Die Bebaubarkeit eines Grundstücks ist ein wesentlicher Faktor zur Bestimmung des Kaufpreises. Der Untergrund eines Grundstücks kann sehr verschieden sein. Geologische Besonderheiten wie lockerer Untergrund durch Sandschichten oder durchfließende Wasseradern erfordern besondere Fundamente. Wurde das Grundstück in der Vergangenheit mit Bauaushub oder gar Müll verfüllt, muss die Bodenstatik angepasst oder das Füllmaterial entfernt und möglicherweise mit hohem Kostenaufwand entsorgt werden. Für den Verkäufer als Eigentümer des Grundstücks besteht das Risiko, dass er sich des Vorwurfs des arglistigen Verschweigens ausgesetzt sieht und auf Schadensersatz in Anspruch genommen wird. Für den Käufer besteht das Risiko darin, dass er vielleicht über Jahre hinweg seine Rechte einklagt und den Ausgang des Rechtsstreits kaum prognostizieren kann.

Wer als Verkäufer und Käufer eines Grundstücks derartige Altlastenprobleme vermeiden möchte, sollte eine Altlastenauskunft einholen. In Berlin wird nach Maßgabe des Berliner Bodenschutzgesetzes das Bodenbelastungskataster geführt. Allein in Berlin sind 8000 Flächen erfasst. In diesen Katastern werden Daten, Tatsachen und Erkenntnisse über altlastenverdächtige Flächen und schädliche Bodenveränderungen erfasst. In Betracht kommen stillgelegte Deponien und Industriestandorte, Militär- und Rüstungsstandorte, in Betrieb befindliche Standorte und Flächen aus Produktion und Weiterverarbeitung und Infrastruktureinrichtungen, bei denen das Risiko einer Bodenverunreinigung besteht. Die Kataster werden fortlaufend fortgeschrieben.

Jeder, der ein berechtigtes Interesse an der Auskunftserteilung darlegt, hat ein Auskunftsrecht und kann sämtliche Unterlagen zu den vorhandenen Altlasten einsehen.

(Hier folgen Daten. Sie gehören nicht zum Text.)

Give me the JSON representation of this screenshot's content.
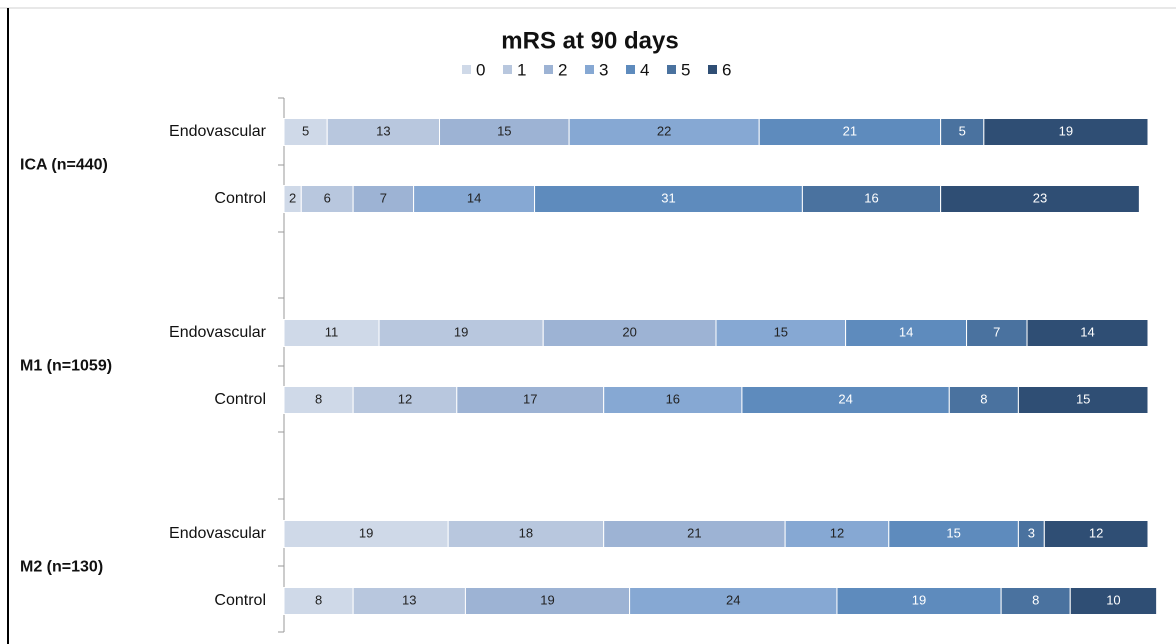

Da es sich um personenbezogene Angaben handelt, unterliegen diese den Bestimmungen der Datenschutzgesetze und schließen eine Veröffentlichung der Daten aus. In Berlin erteilen die Umweltämter der Bezirke entsprechende Auskünfte.

Eine negative Auskunft aus dem Altlastenkataster bietet jedoch  noch keine absolut sichere Grundlage, jegliche Bodenbelastung auszuschließen. Sie beinhaltet nur die Aussage, dass bei der Behörde bislang nichts zu Altlasten bekannt geworden ist. Sie garantiert also keineswegs, dass tatsächlich keinerlei Altlasten vorhanden sind. Dennoch sollte auf diese Altlastenauskunft nicht verzichtet werden. Der Aufwand, eine Altlastenauskunft zu beschaffen, steht in keinem Verhältnis zu dem Risiko, das droht, wenn vorhandene Erkenntnisquellen ungenutzt bleiben und die Parteien ins offene Messer laufen. Wichtig ist auch, im notariellen Kaufvertrag das Thema Altlasten anzusprechen und so zu definieren, dass klare Verhältnisse bestehen.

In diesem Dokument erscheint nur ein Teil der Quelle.